Pair Trading with Avita Medical and Sharps Technology

The main advantage of trading using opposite Avita Medical and Sharps Technology positions is that it hedges away some unsystematic risk. Because of two separate transactions, even if Avita Medical position performs unexpectedly, Sharps Technology can make up some of the losses. Pair trading also minimizes risk from directional movements in the market. For example, if an entire industry or sector drops because of unexpected headlines, the short position in Sharps Technology will offset losses from the drop in Sharps Technology's long position.

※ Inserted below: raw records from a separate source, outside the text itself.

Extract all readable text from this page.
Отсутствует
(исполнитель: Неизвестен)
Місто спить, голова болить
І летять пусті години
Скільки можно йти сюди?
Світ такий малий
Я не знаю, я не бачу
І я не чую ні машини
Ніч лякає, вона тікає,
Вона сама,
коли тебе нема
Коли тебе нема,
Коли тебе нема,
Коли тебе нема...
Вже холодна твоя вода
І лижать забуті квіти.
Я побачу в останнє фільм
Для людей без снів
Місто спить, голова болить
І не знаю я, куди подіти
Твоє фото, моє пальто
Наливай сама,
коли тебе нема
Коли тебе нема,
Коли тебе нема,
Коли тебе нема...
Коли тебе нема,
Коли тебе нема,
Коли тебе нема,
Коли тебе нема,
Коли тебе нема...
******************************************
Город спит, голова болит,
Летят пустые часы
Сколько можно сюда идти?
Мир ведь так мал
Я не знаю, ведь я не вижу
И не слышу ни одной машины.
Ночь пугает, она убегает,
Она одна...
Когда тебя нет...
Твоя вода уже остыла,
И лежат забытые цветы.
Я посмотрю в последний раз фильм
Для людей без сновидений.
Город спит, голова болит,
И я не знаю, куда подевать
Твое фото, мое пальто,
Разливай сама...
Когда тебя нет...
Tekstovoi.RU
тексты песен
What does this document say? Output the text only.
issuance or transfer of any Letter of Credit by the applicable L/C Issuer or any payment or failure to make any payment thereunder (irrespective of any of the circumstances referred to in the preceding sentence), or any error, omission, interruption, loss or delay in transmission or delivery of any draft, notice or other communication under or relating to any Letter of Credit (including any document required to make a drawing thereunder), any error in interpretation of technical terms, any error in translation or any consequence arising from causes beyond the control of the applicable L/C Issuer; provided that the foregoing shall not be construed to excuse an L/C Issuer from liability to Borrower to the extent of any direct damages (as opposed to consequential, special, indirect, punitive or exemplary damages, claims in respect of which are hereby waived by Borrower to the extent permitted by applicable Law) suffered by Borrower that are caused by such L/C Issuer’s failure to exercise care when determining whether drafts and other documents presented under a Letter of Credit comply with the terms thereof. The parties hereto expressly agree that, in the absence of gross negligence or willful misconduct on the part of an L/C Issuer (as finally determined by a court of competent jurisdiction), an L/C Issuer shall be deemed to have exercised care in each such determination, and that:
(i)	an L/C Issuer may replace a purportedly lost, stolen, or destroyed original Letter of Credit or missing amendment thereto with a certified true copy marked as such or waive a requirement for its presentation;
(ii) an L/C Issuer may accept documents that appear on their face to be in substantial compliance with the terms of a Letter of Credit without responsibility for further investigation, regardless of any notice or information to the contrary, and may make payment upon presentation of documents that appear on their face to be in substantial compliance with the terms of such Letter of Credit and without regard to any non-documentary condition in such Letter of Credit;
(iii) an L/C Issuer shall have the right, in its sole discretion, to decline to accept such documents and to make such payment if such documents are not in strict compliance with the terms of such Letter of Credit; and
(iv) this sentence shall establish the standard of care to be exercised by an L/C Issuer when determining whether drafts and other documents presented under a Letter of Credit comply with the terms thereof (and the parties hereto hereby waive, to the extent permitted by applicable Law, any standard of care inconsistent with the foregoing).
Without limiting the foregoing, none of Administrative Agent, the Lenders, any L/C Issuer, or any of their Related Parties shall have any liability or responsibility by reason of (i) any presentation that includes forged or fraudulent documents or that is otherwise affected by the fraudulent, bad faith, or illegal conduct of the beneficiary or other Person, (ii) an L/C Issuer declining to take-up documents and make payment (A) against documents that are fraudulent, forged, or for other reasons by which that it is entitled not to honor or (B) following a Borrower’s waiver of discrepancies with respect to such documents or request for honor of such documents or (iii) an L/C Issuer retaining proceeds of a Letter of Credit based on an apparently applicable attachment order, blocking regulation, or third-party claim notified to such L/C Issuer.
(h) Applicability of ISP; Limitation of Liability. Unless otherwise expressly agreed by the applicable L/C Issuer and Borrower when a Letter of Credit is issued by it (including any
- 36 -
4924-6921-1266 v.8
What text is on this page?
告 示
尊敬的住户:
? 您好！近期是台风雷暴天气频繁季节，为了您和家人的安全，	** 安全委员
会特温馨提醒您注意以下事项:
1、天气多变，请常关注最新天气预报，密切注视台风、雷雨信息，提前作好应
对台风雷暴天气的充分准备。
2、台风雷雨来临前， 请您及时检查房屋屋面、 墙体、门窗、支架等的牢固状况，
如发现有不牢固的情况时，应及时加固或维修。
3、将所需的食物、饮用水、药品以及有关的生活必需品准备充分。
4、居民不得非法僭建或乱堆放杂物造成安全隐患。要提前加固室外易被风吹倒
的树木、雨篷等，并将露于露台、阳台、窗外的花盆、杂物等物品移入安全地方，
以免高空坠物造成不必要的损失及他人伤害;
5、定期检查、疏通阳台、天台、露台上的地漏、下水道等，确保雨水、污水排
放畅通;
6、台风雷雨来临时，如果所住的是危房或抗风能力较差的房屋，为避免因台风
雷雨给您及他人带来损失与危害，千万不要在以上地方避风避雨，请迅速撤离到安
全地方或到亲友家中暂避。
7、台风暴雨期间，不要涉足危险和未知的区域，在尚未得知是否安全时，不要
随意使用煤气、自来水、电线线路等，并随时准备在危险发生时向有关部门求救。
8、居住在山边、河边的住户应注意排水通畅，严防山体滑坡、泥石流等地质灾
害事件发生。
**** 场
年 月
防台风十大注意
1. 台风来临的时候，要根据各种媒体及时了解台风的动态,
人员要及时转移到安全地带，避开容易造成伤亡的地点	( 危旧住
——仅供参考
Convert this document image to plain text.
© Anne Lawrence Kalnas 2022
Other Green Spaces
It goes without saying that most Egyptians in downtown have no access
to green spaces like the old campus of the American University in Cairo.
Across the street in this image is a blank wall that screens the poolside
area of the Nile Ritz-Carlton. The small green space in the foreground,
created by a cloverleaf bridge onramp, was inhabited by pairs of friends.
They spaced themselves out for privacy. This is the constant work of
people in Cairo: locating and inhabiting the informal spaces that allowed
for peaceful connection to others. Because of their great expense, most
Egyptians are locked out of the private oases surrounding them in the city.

The idea behind Avita Medical and Sharps Technology pairs trading is to make the combined position market-neutral, meaning the overall market's direction will not affect its win or loss (or potential downside or upside). This can be achieved by designing a pairs trade with two highly correlated stocks or equities that operate in a similar space or sector, making it possible to obtain profits through simple and relatively low-risk investment.
Check out your portfolio center.
Note that this page's information should be used as a complementary analysis to find the right mix of equity instruments to add to your existing portfolios or create a brand new portfolio. You can also try the Money Flow Index module to determine momentum by analyzing Money Flow Index and other technical indicators.